Puis, il y eut cette averse d’été. Parfois, la tournure du cours de évènements devient si limpide, si claire, qu’il se produit ce miracle de sagesse. Le brouillard devant les secrets de la vie se lève et on entraperçoit l’immensité de ce monde. Pourtant, alors qu’entre le rideau et le parquet parvenait cette fine ligne de lumière, l’ombre la suivait comme fidèle compagne. Je réalisai rapidement la furtivité de cette vue incroyable que j’avais eu sur le cours des choses. Ce rideau n’était nul autre que mes paupières, lorsque le moment de grâce fut rompu par ma peur de cette vision sublime. Oui, la peur de pouvoir assister à un tel spectacle, la vie, sans pouvoir en jouir pleinement, sans un profond sentiment d’appartenance, me tenaillait. Après avoir vu la grandeur de l’Univers tel que peut le concevoir l’esprit, il me semblait que ma petitesse avait foulé des sols qui devaient rester d’elle inconnus.
Et puis, chaque jour n’était qu’une lettre. Certains faisant de leur vie des dictionnaires, ou des romans, ou bien des livres d’algèbre avec mille inconnues. Mais moi, mes lettres semblaient désordonnées, sans jamais créer de mot intelligible. Était-ce normal, devais-je tirer des conclusions de cela? Parfois, un mot perdu cognait timidement à ma porte, et je me pressais de le mettre en cage pour qu’il ne m’échappe plus. Il fanait et il n’existait pas de mot artificiel pour le remplacer. Je contemplais donc muettement la pièce sévère qui regardait les jours tourner les aiguilles de ma vie.
Un jour, le mot bonheur se desséchant lentement, je pris tout ce qu’il m’avait été permis de courage et je décidai de souiller ces sols dont je m’étais moi-même bannie. Je fonçai de l’autre côté du rideau et me retrouvai devant un public ébahi, des projecteurs éblouissants plein les yeux. J’avais rencontré des gens à l’aura puissante, mais je rencontrai, là, des auras personnifiées. Je me souviendrai longtemps de ce cirque d’acrobates funambules entre l’homme et la bête, dont le tonnerre claironnait sans vergogne. Parfois, le vertige me prenait : la vie me bombardait de complément, sans sujet, sans verbe. Les Grandes Idées défilaient devant moi, faisaient des sourires enjôleurs, je ne savais plus dans quelle direction regarder.
Mais tout cela, ce n’était qu’une supernova.
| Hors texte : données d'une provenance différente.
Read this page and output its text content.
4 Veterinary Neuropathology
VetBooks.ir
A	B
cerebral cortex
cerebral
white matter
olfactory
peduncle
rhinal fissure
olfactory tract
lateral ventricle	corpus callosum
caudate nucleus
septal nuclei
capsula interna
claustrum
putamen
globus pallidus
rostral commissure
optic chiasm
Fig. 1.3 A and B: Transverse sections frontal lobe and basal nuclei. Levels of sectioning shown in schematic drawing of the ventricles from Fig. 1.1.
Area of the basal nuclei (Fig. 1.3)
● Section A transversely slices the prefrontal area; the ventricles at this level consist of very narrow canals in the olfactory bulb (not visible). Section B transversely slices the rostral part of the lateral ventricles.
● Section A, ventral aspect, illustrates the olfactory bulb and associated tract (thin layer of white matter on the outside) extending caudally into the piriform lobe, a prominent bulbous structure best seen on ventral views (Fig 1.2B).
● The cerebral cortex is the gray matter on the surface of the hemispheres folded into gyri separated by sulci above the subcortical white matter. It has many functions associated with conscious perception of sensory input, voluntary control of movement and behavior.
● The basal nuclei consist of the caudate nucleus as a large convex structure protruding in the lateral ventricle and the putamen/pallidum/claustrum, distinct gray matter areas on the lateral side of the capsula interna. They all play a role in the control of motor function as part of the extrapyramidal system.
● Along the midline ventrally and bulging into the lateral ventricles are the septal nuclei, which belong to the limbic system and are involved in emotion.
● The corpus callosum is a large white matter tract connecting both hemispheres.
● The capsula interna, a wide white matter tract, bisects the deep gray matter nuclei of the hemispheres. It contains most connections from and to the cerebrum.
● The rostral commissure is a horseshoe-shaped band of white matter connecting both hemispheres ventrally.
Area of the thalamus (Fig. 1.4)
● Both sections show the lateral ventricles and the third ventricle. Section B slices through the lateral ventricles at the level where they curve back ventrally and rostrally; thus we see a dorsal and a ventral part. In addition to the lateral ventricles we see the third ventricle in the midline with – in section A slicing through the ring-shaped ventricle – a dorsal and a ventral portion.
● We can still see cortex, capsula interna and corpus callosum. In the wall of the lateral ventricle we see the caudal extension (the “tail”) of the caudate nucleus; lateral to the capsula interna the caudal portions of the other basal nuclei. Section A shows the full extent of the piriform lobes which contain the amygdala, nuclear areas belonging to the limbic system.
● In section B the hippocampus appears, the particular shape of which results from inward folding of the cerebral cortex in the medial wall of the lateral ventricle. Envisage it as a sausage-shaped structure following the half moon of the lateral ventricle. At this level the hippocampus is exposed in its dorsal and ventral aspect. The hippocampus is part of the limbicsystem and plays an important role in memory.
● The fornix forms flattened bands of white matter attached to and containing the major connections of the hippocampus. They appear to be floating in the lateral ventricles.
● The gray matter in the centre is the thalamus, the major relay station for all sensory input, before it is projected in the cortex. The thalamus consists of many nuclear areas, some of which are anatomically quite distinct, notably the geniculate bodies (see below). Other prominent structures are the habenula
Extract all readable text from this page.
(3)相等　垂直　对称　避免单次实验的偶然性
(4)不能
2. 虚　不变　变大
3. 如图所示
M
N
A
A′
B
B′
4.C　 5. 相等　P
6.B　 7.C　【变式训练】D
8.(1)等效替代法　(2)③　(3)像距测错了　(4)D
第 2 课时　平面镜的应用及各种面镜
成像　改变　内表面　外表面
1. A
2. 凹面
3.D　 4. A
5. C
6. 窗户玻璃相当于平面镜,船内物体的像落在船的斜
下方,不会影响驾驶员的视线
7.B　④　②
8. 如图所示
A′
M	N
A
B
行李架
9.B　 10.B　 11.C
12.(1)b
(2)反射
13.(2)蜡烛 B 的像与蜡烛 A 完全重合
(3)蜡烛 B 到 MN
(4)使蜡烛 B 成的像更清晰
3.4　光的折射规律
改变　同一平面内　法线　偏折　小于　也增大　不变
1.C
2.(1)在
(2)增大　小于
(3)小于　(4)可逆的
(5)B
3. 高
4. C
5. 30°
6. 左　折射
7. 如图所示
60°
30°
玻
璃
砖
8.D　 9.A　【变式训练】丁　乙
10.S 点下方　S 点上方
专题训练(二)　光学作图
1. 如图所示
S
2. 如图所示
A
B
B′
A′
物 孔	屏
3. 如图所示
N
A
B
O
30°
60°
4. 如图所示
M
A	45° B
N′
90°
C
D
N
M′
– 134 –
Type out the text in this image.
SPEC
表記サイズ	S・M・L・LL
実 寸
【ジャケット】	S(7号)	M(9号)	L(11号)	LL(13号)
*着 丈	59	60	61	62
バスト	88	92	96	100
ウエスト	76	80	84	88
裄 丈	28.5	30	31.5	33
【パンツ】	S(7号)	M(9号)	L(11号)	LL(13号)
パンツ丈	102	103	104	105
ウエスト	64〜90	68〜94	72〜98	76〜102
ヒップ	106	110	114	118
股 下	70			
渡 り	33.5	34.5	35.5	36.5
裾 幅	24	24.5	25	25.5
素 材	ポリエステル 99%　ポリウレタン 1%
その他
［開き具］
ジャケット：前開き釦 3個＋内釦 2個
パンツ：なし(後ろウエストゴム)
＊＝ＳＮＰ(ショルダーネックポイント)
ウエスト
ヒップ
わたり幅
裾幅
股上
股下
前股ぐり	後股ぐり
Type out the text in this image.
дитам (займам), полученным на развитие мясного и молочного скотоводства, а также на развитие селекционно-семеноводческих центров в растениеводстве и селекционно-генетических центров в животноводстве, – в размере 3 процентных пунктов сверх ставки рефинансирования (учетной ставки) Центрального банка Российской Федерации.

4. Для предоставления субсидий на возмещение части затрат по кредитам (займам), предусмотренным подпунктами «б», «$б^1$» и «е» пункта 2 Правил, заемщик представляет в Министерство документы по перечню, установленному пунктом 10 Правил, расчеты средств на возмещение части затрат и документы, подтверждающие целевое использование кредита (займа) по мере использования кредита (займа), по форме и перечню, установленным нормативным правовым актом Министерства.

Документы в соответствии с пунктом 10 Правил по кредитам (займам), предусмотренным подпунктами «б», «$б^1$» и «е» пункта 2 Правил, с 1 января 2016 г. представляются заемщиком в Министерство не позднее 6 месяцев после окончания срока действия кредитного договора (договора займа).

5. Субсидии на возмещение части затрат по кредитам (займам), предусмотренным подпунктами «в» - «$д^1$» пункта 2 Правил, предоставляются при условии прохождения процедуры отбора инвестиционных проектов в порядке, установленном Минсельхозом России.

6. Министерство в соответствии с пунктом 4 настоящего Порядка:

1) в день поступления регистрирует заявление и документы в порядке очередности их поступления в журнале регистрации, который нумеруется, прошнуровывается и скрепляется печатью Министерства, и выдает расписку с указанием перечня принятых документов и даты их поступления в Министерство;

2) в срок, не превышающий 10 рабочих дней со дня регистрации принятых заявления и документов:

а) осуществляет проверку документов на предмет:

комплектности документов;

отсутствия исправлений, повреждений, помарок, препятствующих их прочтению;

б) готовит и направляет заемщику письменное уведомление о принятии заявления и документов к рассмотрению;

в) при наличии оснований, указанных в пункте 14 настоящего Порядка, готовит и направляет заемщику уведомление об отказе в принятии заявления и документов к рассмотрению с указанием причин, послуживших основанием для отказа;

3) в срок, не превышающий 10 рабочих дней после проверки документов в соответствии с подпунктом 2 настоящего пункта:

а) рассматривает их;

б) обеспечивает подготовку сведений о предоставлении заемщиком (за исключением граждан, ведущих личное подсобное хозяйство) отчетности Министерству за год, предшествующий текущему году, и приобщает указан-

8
Je fus ramenée rapidement dans ce monde qui m’était trop familier, ce monde exigu et sombre, où les couleurs s’agençaient étrangement. Mes yeux semblèrent plus sensibles qu’à l’habitude à ces bizarreries, alors que tous y semblaient accoutumés. L’habitude et l’impossibilité de voir autrement s’étaient posées sur leur nez et voilaient la réalité. Je n’eus pas le courage de lutter contre cet aveuglement, sachant que je n’avais pas la force nécessaire pour les amener hors de la caverne.
Et la supernova devint ce qu’elle est vouée à devenir.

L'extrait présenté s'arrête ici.